If the document contains an account number or contact information you need to keep, start a master list. On this list, you can keep track of every account, as well as the tasks you need to complete for that account. For example: USAA bank checking account: (1) send death certificate to bank, (2) transfer money to my USAA checking account (3) close account. Once you write it on the master list, you can then file the paperwork in the proper folder or add the paper to the shred box. If you’d like to have back-ups, I recommend writing one list on your computer, and encrypting with a password, and the second on a pad of paper that you keep with you.
Category 5: Shred
These are documents that contain personal information such as Social Security numbers, bank account numbers, passwords, etc. Label a bankers box with “shred” and place all these documents in here. It’s possible this will be your second largest pile of paperwork, depending on how far back documents and files were archived. Again, double check with your CPA and attorney to see which documents you need to keep.

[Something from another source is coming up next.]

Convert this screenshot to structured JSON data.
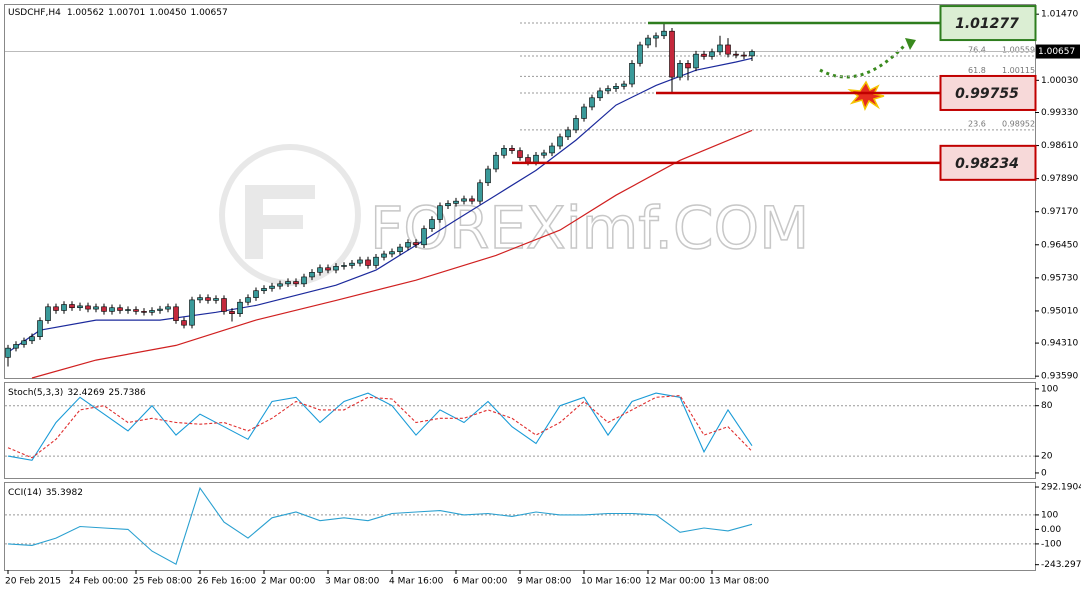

Realize there is no time limit on when this has to be done. It’s possible you are giving yourself one, whether you feel it should be done by a certain date or if there is a legitimate reason, but don’t feel pressured to finish. The last thing you want is to be in “purge mode” and you get rid of something that later brings you regret.
My only word of caution: try not to just box up everything and hide it away in a closet or storage unit. If you absolutely cannot deal with it now, at least do some organizing before you box it away. If you know what’s in a box, you’ll be more likely to open that box in the future. So, label the boxes with photos, financials, personal letters, work, contracts, house, etc. This way, you may one day soon (rather than much later) open the closet door, see 20 labeled boxes and rather than feeling overwhelmed, you’ll tell yourself, you’ll just deal with the financials today and take down that one box. It’ll also prove easier to deal with any issues that arise, because you’ll hopefully be able to go directly to the box that may hold some answers.
Putting a hand on every single document from someone’s life takes time. It’s a daunting task just by itself. Add in the emotional aspect and it becomes a mountain of a task. Start the project realizing it will take a while and don’t hesitate to ask a friend or professional to help guide you through the mountain of paperwork.